Is this the only solution to this problem? Yes.
12. Give the correct name for this taxon as a species of Androsace.
Androsace bungeana Schischk. & Bobr.
Give the correct name of this taxon as a variety of Androsace olgae Ovcz.
Androsace olgae Ovcz. var latifolia (Bunge) Chandler comb. nov.
13. Give the correct name for this taxon as a species of Abolboda.
Abolboda americana (Aublet) Lanjouw
14. Give this species of flowering plants a valid name.
Smartwoodia glauca (Wilson & Jones) Chandler gen. et comb. nov. [Could be any genus name, however]
15. What is the correct name of this taxon as a species of Spathiphyllum?
Spathiphyllum patinii (Hogg) N.E. Brown
16. What is the correct name of this taxon as a species of Anaphalis?
Anaphalis margaritacea (L.) Gray
What is the correct name of this taxon as a variety of Anaphalis sierrae Heller?

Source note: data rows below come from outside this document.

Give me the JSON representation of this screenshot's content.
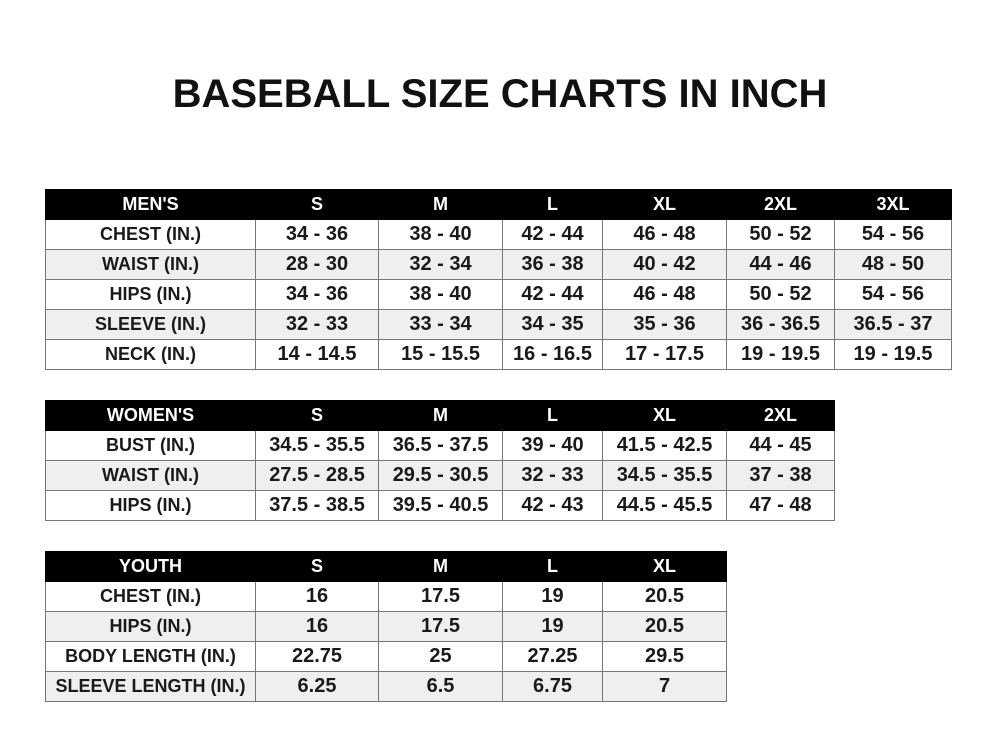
{
  "title": "BASEBALL SIZE CHARTS IN INCH",
  "men": {
    "header": [
      "MEN'S",
      "S",
      "M",
      "L",
      "XL",
      "2XL",
      "3XL"
    ],
    "rows": [
      [
        "CHEST (IN.)",
        "34 - 36",
        "38 - 40",
        "42 - 44",
        "46 - 48",
        "50 - 52",
        "54 - 56"
      ],
      [
        "WAIST (IN.)",
        "28 - 30",
        "32 - 34",
        "36 - 38",
        "40 - 42",
        "44 - 46",
        "48 - 50"
      ],
      [
        "HIPS (IN.)",
        "34 - 36",
        "38 - 40",
        "42 - 44",
        "46 - 48",
        "50 - 52",
        "54 - 56"
      ],
      [
        "SLEEVE (IN.)",
        "32 - 33",
        "33 - 34",
        "34 - 35",
        "35 - 36",
        "36 - 36.5",
        "36.5 - 37"
      ],
      [
        "NECK (IN.)",
        "14 - 14.5",
        "15 - 15.5",
        "16 - 16.5",
        "17 - 17.5",
        "19 - 19.5",
        "19 - 19.5"
      ]
    ]
  },
  "women": {
    "header": [
      "WOMEN'S",
      "S",
      "M",
      "L",
      "XL",
      "2XL"
    ],
    "rows": [
      [
        "BUST (IN.)",
        "34.5 - 35.5",
        "36.5 - 37.5",
        "39 - 40",
        "41.5 - 42.5",
        "44 - 45"
      ],
      [
        "WAIST (IN.)",
        "27.5 - 28.5",
        "29.5 - 30.5",
        "32 - 33",
        "34.5 - 35.5",
        "37 - 38"
      ],
      [
        "HIPS (IN.)",
        "37.5 - 38.5",
        "39.5 - 40.5",
        "42 - 43",
        "44.5 - 45.5",
        "47 - 48"
      ]
    ]
  },
  "youth": {
    "header": [
      "YOUTH",
      "S",
      "M",
      "L",
      "XL"
    ],
    "rows": [
      [
        "CHEST (IN.)",
        "16",
        "17.5",
        "19",
        "20.5"
      ],
      [
        "HIPS (IN.)",
        "16",
        "17.5",
        "19",
        "20.5"
      ],
      [
        "BODY LENGTH (IN.)",
        "22.75",
        "25",
        "27.25",
        "29.5"
      ],
      [
        "SLEEVE LENGTH (IN.)",
        "6.25",
        "6.5",
        "6.75",
        "7"
      ]
    ]
  }
}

Anaphalis sierrae Heller var. subalpina (Gray) Chandler comb. nov.
17. What is the correct name of this taxon as a species of Artemisia?
Artemisia pycnocephala (Less.) DC.
Give the correct name of this taxon as a subspecies of Artemisia tridentata Nutt.
Artemisia tridentata Nutt. ssp. pycnocephala (Less.) Chandler comb. nov.
18. Give the correct name of this taxon as a subspecies of Eriogonum insigne.
Eriogonum insigne Wats. subsp. exaltatum (Jones) Chandler comb. nov.
Give the correct name of this taxon as a variety of Eriogonum deflexum.
Eriogonum deflexum Torrey var. insigne (S. Wats.) Jones
19. What is the correct name of this taxon as a species of Argythamnia?
Argythamnia argentea Millspaugh
What is the correct name of this taxon as a variety of Argythamnia stahlii Urban?
Argythamnia stahlii Urban var. lanceolata (Mull. Arg.) Chandler comb. nov.
20. Give the correct name of this taxon as a species of Novernium.
Novernium giganteum Watkins
Give the correct name of this taxon as a variety of Cayuga seneca Steuben.
Cayuga seneca Steuben var. sericea (Wilson) Chandler comb. nov.
Suppose that the genus of Novernium belongs in a family of plants which has not yet been named, and is the only genus to be in this family. Its correct family name would be: Noverniaceae.
Why? Names of families must be based on a type genus.